A Globo criou a Som Livre em 1969 e os temas inicialmente eram com seus contratados. Passou-se por estágios como trilhas compostas inteiras por determinados artistas, o livro cita exemplos: “Roberto e Erasmo Carlos conceberam os temas de O Bofe; Baden Powell e Paulo César Pinheiro foram os responsáveis pelo LP de O Semideus; Toquinho e Vinicius de Moraes fizeram toda a trilha de O Bem Amado e a maior parte da de Fogo Sobre Terra; Raul Seixas e Paulo Coelho ficaram à frente do disco de O Rebu.”Nelson diz que esse formato não rendeu o esperado, daí consolidou-se o formato de repertório variado que incluía músicas especialmente compostas e gravadas por grandes nomes da MPB como Elis Regina, Caetano Veloso, Gilberto Gil, Tim Maia e Egberto Gismonti, entre muitos.

O agora setentão Nelson Motta diz que a trilha de novela ganhou status definitivo com o sucesso da trilha de Véu de Noiva (1969) com o mega sucesso que dá nome ao livro, Teletema, de  Antônio Adolfo e Tibério Gaspar, cantado por Regininha, da Turma da Pilantragem (regravado pelo Kid Abelha em 2000 no CD Coleção).

O presidente da Som Livre, João Araújo, teve a ideia de fazer também uma trilha internacional para cada novela, o que se tornou um filão de ouro para a gravadora, com vendagens superiores às das trilhas nacionais com canções que tiveram aqui sucesso infinitamente maior do que nos países de origem, como Skyline Pigeon, de Elton John, e Rock and Roll Lullaby, do obscuro B.J.Thomas. Estas duas da novela Selva de Pedra, de 1972, com vendagem de 949,3 mil cópias, contra 359 mil da versão nacional. O recorde pertence ao álbum internacional de O Salvador da Pátria, de 1989, com artistas populares como Rick Astley, Phil Collins, Whitney Houston e Bon Jovi: 1,4 milhão de cópias.

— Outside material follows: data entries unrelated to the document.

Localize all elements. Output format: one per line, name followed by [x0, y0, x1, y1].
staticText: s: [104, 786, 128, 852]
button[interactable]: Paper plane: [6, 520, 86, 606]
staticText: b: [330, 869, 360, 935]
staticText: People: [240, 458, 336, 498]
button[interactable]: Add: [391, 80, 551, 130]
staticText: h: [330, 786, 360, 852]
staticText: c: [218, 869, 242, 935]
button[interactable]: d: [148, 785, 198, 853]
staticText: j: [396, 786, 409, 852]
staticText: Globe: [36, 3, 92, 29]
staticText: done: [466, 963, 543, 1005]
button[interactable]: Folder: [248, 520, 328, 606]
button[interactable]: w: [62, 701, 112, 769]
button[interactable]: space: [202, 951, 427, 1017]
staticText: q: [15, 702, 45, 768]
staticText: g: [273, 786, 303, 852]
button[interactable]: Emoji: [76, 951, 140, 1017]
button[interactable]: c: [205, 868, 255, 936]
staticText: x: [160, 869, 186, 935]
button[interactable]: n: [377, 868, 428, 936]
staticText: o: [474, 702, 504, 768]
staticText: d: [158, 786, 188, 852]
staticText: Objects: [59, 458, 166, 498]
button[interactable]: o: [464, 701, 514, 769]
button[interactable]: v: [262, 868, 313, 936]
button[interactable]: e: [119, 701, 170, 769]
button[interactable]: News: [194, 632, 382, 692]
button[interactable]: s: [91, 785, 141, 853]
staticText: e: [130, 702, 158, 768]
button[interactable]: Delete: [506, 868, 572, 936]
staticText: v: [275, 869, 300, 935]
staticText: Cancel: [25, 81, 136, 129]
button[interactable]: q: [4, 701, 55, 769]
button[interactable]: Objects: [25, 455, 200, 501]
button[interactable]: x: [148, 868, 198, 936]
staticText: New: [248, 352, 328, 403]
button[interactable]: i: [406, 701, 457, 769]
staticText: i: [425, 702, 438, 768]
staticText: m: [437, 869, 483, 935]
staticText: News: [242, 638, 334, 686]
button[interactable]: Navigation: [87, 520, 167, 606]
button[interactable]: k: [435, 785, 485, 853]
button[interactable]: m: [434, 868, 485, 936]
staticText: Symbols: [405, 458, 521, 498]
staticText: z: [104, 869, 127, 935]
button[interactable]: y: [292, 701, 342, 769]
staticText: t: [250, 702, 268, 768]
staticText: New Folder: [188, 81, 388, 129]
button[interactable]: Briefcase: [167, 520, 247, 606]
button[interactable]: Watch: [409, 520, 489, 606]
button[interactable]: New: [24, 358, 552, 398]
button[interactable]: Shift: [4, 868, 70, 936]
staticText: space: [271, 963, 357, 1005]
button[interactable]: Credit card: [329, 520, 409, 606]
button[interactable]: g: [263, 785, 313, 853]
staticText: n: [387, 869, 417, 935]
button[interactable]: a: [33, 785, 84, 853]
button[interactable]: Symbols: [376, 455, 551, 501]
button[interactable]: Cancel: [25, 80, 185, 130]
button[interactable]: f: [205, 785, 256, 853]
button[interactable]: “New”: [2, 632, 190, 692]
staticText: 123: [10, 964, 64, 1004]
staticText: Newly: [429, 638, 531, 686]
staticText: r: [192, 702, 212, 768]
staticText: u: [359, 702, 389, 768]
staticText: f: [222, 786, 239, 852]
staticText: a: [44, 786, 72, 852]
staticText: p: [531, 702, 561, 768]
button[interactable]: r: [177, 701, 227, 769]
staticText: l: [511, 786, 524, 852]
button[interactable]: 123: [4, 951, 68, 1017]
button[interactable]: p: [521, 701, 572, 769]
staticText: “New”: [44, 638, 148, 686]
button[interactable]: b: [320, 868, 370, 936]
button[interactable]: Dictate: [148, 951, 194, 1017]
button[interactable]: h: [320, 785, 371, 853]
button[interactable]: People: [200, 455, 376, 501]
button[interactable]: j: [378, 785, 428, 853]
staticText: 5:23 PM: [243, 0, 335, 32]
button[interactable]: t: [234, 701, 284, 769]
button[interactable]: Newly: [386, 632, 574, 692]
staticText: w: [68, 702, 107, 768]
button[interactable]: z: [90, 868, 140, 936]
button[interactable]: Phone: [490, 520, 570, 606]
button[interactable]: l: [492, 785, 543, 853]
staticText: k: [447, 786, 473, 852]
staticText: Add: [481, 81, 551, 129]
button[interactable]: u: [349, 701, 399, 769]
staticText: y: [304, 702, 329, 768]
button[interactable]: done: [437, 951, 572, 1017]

As altas vendagens das trilhas criava um dilema no caso dos artistas nacionais. Como as canções das novelas acabavam indo pra rádios, o artista que cedia um fonograma para a Som Livre nem sempre, ou quase nunca, conseguia vender seu próprio disco na proporção do sucesso que sua canção fazia. Isso porque o comprador preferia comprar a trilha da novela onde estavam as músicas badaladas na telinha e nas rádios. Para estourar tinha que estar na novela, mas isso não garantia vendagem dos discos de carreira. Mas rendia direitos de execução e contratos para shows país a fora.

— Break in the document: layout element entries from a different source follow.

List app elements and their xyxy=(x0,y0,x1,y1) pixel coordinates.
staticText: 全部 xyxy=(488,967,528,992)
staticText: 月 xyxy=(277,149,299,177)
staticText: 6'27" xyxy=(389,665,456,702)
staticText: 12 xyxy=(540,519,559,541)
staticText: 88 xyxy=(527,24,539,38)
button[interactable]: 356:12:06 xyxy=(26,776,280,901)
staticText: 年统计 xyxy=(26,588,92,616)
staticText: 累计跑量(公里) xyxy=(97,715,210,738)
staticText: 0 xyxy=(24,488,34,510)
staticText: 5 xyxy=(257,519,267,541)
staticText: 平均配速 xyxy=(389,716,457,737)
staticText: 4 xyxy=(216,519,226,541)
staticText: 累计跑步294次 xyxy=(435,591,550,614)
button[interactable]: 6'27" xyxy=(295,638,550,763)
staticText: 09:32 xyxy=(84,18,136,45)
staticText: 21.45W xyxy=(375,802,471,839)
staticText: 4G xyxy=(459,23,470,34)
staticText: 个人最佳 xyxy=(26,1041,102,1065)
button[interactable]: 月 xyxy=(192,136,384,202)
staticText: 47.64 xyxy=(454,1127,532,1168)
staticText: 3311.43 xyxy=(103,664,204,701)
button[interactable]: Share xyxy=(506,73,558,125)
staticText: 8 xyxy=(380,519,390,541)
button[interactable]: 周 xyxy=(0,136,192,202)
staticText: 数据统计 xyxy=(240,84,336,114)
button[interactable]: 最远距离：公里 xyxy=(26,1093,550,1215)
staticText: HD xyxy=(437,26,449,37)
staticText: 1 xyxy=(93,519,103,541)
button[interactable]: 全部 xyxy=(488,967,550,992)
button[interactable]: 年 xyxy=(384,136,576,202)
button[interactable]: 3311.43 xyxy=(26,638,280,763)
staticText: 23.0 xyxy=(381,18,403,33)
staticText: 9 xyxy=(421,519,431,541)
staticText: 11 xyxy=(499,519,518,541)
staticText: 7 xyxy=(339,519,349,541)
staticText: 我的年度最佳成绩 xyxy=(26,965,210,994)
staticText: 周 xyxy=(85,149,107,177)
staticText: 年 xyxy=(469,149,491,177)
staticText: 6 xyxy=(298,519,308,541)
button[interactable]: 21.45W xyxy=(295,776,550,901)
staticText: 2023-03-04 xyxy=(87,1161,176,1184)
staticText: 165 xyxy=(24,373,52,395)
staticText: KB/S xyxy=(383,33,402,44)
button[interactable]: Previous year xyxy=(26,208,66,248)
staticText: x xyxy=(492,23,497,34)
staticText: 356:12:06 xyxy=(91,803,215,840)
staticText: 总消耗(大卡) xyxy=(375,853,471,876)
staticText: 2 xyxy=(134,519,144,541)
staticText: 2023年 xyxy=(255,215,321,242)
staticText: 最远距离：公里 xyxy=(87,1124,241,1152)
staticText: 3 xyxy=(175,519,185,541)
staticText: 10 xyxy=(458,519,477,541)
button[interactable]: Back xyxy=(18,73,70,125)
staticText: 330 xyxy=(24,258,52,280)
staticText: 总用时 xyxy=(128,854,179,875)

Em meados dos anos 90 entra em cena um novo protagonista, a internet, com potencial de grande agente de divulgação que acabou se concretizando em alguns casos, vencidas algumas barreiras como a qualidade do sinal e a disseminação do acesso, muito longe ainda do ideal. A internet não mexeu a fundo com a influência das novelas no mainstream, mas há casos como do grupo Sambô, que toca rock em ritmo de samba e chamou atenção pelos mais de 900 mil acessos de um clipe de Sunday Bloody Sunday, do U2. Os roqueiros espumam de raiva mas pegou. A web viabilizou a carreira de artistas e principalmente de bandas de rock que não tem acesso à grande midia, ou não tem mais, como o ex-Kid Abelha Leoni e o Biquini Cavadão, ambos da Geração 80, e bandas mais recentes como Detonautas Roque Clube (seu vocalista Tico Santacruz tem mais de um milhão de seguidores).A música no país das novelas dança conforme a Globo manda. Até quando. não sei. Um  dia, quem sabe, se concretize a profecia da canção oitentista do RPM: “No underground repousa o repúdio e deve despertar.”